Saturday, January 1, 1994
Mom died at St. Elizabeth’s Hospital. She was in poor health, with lung and respiratory illness. In the end, the flu got her.
That morning, the nurses, nuns and chaplains offered condolences. They were kind but I just wanted to be left alone. When leaving the hospital, in the front lobby, I remember passing a young mom in a wheelchair with her newborn baby, headed home. She was waiting for her ride home by the front doors. When I got to my car, it had a flat tire, which I fixed quickly.
It was a cold New Year’s Day. A really bad start to a new year.
Friday, December 9, 2016
I was at Tavern on Main in downtown Belleville. It was a Friday night. There were holiday parties in the backroom.
That’s all I remember. I got sick. Dizzy. Nauseous. My wife Colleen insisted that I go to the hospital. She had seen me sick a few times.
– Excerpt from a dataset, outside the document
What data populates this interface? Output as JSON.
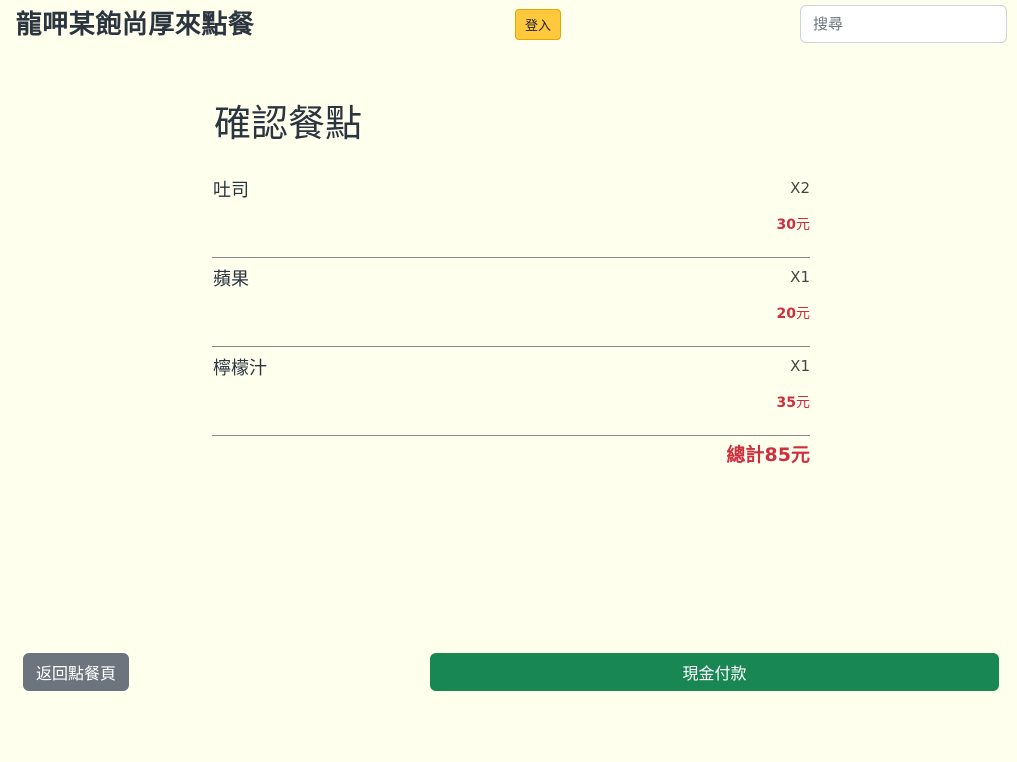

This was different, she said. She was right.
My friends and family loaded me up in a car and we went to St. Elizabeth’s Hospital, just a few blocks away. The emergency room staff and doctors knew I needed immediate care. I was put on a helicopter and transported to a St. Louis hospital. I don’t remember the helicopter ride.
Count my blessings. I am a lucky man that the old St. Elizabeth’s Hospital was located so close to us that Friday night.
Life moves on. Old buildings are torn down. New buildings erected. Cities change. People change. Move. Progress. Regress. Repeat.
The old St. Elizabeth’s Hospital building in Belleville is gone. But years from now, some of us will always see the “nuns’ hospital up the hill” on South Third Street, across from the Cathedral.
And we’ll recall our stories of when lives started, ended, and were saved there.